- The site of Lescudjack Hill Fort, Penzance, Cornwall looking northwest

General information
- Location: Penzance, Cornwall, England
- Coordinates: 50°7′30″N 5°31′59″W﻿ / ﻿50.12500°N 5.53306°W
- Landlord: Penwith District Council and Penzance Town Council

= Lescudjack Hill Fort =

Iron Age hillfort in Cornwall, England

The site of Lescudjack Hill Fort, Penzance, Cornwall looking south towards Mount's Bay

Lescudjack Hill fort is the name given to the unexcavated Iron Age settlement located in Penzance, Cornwall. It is positioned on the summit of a steep hill in the east of Penzance and consists of a single rampart enclosing an area of 3 acre. The site has been damaged and contains allotments and an open area of land which has recently been cleared of thick undergrowth. It is reported that a small lead-copper mine was situated "just outside" the ramparts, however all trace of this appears to have vanished.

In 2004 this land was purchased by Penwith District Council and Penzance Town Council for £45,000 following a series of campaigns in the local community including a campaign conducted by the then Lescudjack Infants School (now part of the Pensans Primary School).
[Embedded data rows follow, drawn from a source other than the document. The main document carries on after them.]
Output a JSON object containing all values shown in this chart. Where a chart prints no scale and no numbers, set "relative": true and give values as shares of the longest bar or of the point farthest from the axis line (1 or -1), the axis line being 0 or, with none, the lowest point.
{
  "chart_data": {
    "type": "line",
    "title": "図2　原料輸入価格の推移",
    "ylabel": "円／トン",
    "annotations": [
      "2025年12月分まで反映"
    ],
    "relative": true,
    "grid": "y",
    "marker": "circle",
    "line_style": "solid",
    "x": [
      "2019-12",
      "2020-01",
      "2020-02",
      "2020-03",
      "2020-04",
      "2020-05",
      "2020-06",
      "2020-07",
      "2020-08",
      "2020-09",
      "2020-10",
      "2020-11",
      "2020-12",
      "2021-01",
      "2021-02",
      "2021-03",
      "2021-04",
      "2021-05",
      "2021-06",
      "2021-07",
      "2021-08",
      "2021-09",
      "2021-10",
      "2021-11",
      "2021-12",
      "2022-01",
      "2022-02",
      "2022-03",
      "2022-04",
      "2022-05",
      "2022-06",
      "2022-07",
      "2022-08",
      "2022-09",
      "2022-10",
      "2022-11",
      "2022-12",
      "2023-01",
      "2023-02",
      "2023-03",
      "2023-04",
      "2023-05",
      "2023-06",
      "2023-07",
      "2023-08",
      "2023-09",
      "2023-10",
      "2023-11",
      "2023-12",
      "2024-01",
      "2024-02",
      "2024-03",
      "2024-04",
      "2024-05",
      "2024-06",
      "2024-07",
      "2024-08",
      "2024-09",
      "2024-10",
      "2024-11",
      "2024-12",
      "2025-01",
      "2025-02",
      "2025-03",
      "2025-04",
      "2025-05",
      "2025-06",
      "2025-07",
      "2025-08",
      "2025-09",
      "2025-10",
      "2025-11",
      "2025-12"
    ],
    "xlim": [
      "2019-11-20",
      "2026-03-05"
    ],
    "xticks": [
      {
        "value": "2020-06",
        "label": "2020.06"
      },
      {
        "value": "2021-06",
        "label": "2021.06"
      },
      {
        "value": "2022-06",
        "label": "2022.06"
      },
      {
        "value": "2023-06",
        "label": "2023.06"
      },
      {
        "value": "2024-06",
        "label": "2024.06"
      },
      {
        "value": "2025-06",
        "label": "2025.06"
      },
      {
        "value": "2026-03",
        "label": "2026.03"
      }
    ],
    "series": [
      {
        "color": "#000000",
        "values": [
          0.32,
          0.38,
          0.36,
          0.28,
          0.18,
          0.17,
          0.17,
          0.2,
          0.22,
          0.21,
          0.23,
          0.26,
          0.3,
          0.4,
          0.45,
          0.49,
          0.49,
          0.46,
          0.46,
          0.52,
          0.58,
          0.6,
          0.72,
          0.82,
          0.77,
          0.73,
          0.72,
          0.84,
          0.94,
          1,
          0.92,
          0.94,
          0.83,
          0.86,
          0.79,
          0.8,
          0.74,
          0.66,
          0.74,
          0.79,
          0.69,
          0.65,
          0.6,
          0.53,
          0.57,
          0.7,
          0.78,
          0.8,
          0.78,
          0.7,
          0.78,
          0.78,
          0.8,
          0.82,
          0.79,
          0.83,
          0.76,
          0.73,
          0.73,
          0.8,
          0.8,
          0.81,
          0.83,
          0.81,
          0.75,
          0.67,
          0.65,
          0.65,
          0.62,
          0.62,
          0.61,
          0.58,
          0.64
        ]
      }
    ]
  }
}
According to Penwith District Council's website, a full archaeological survey is being conducted by Cornwall County Council's Historic Environment Service . The site is also subject to a management plan jointly agreed by Penzance Town Council and Penwith District Council.

The site traditionally was referred to as a castle and Castle Road which runs alongside the site was named after it. There are also several roads nearby named Lescudjack, two schools have used the name and the local Sure Start is called Lescudjack.
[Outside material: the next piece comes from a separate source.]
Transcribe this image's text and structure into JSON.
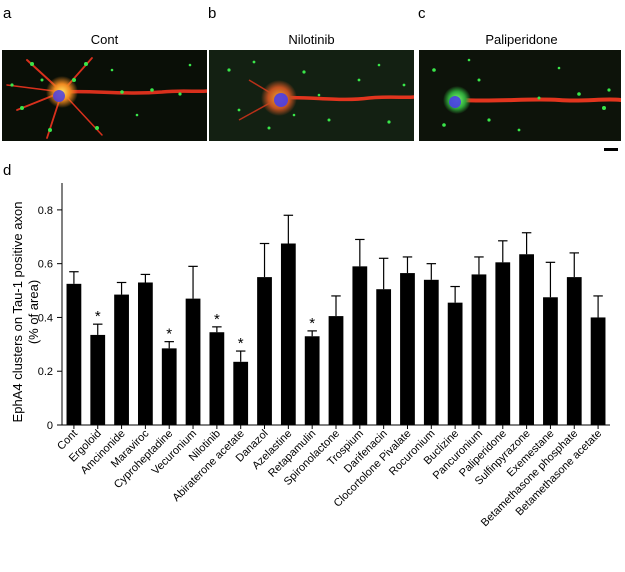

The hill fort was formally handed over to public use on 21 December 2007 as part of the Montol Festival.

The fort's name might originate from the Cornish words lan (enclosure) and scosek (shielded)- shielded enclosure or, more likely, "nans" (valley) and "cosek" (wooded); but compare: "lesky" (to burn), "cunnys" (fuel) and "ack" (a place where found) for "LESKInnick" terrace which is just below on the west side of the hill; therefore that could mean a "beacon place".